Federal policy has played a role in accelerating this trend. Between May 27 and June 18, 2025, the State Department paused scheduling new F-1 and J-1 visa appointments during the peak issuance season. On June 4, President Donald Trump announced a full suspension on entry from 12 countries, with partial restrictions on seven more. By Dec. 16, seven additional countries had full entry restrictions. The State Department has also mandated expanded social media vetting for all student visa applicants.

Beyond the financial numbers, enrollment officials across Nebraska campuses are worried about something you can't measure, the cultural and intellectual value that international students bring to the classroom and the community.

"When we have international students here and we see a tragedy happen in another country, our student life areas are reaching out to those students because they're here and their whole family is somewhere else," Snowden said. "It gives students an opportunity to really experience empathy for what might be happening in another place. If they didn't have that classmate, if that wasn't their roommate, maybe they could be more distant from what's happening."

Snowden stressed that the value doesn't just go in one direction. International students arrive with their own fixed impressions of America, impressions that Nebraska has the opportunity to change.

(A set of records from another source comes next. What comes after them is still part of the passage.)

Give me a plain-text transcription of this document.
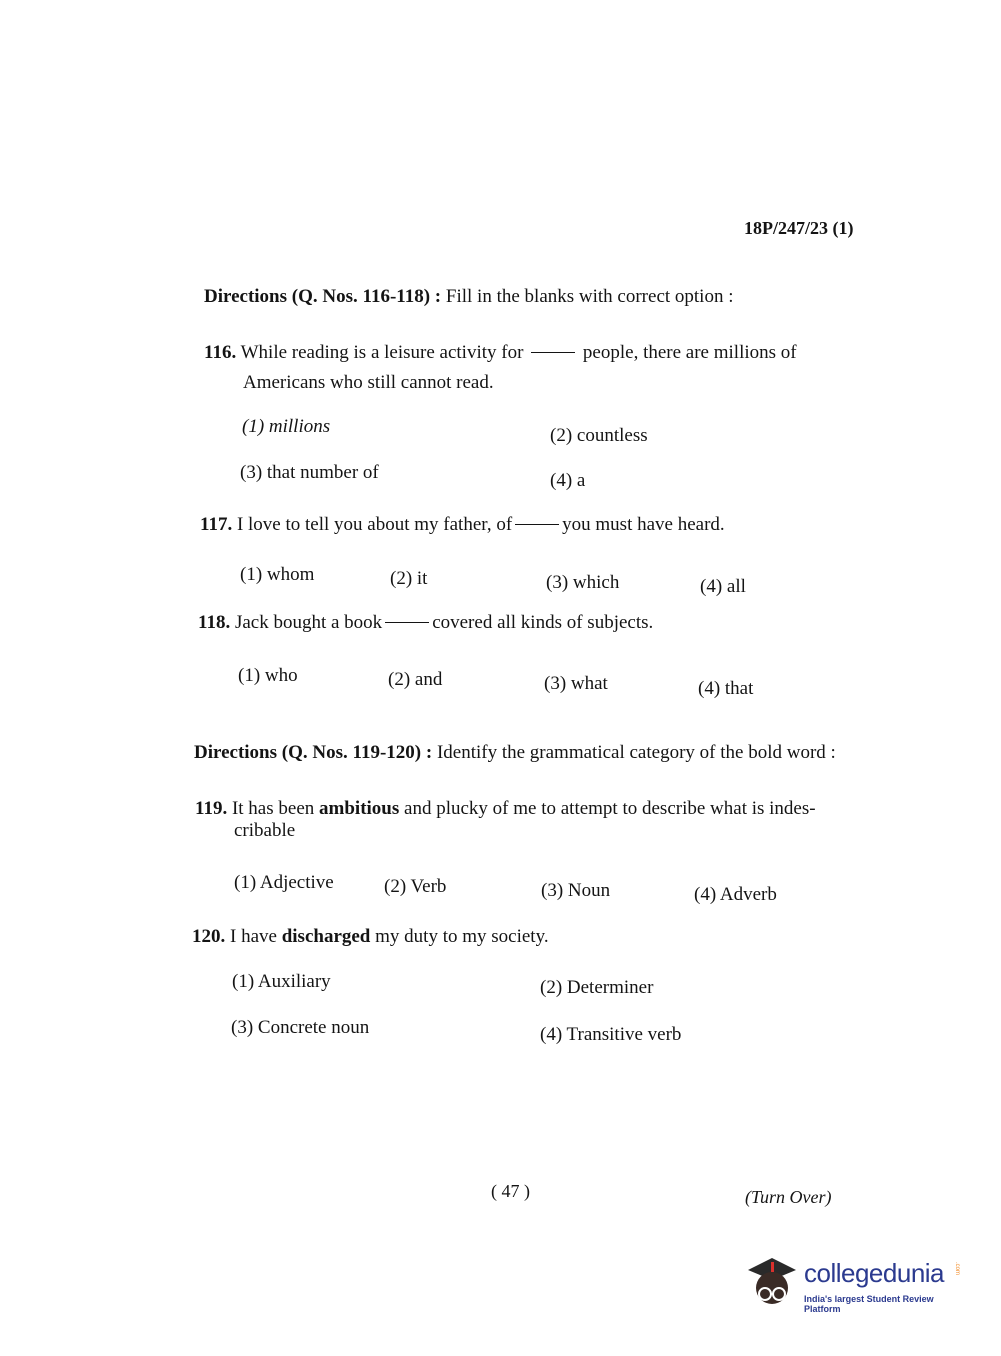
18P/247/23 (1)
Directions (Q. Nos. 116-118) : Fill in the blanks with correct option :
116. While reading is a leisure activity for	people, there are millions of
Americans who still cannot read.
(1) millions	(2) countless
(3) that number of	(4) a
117. I love to tell you about my father, of	you must have heard.
(1) whom	(2) it	(3) which	(4) all
118. Jack bought a book	covered all kinds of subjects.
(1) who	(2) and	(3) what	(4) that
Directions (Q. Nos. 119-120) : Identify the grammatical category of the bold word :
119. It has been ambitious and plucky of me to attempt to describe what is indes-
cribable
(1) Adjective	(2) Verb	(3) Noun	(4) Adverb
120. I have discharged my duty to my society.
(1) Auxiliary	(2) Determiner
(3) Concrete noun	(4) Transitive verb
( 47 )	(Turn Over)
collegedunia .com
India's largest Student Review Platform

"When our international students come here, Nebraska is rich. It's rich with different experiences, different people from rural to city and all that and everything," Snowden said. "They get an understanding that the U.S. isn't just monolithic. The state is not just monolithic."

At UNO, Stiefvater believes international students are essential to its core mission.

"Just as our students from Papillion come with their personal stories and their unique perspectives, so, too, do our students from Paris," Stiefvater said. "That's the really great thing about a university campus, allowing for that academic mobility and for allowing people to really be thinking about how to solve some of the world's problems in a way that crosses borders."

Nebraska Wesleyan’s Iwaki-Zink hopes students will still take the same risk she did as a young adult.

"I want as many students around the world as possible to have the same great experience, great cultural, global experiences at Nebraska Wesleyan University," she said. "And I can guarantee them that they will be able to have those experiences."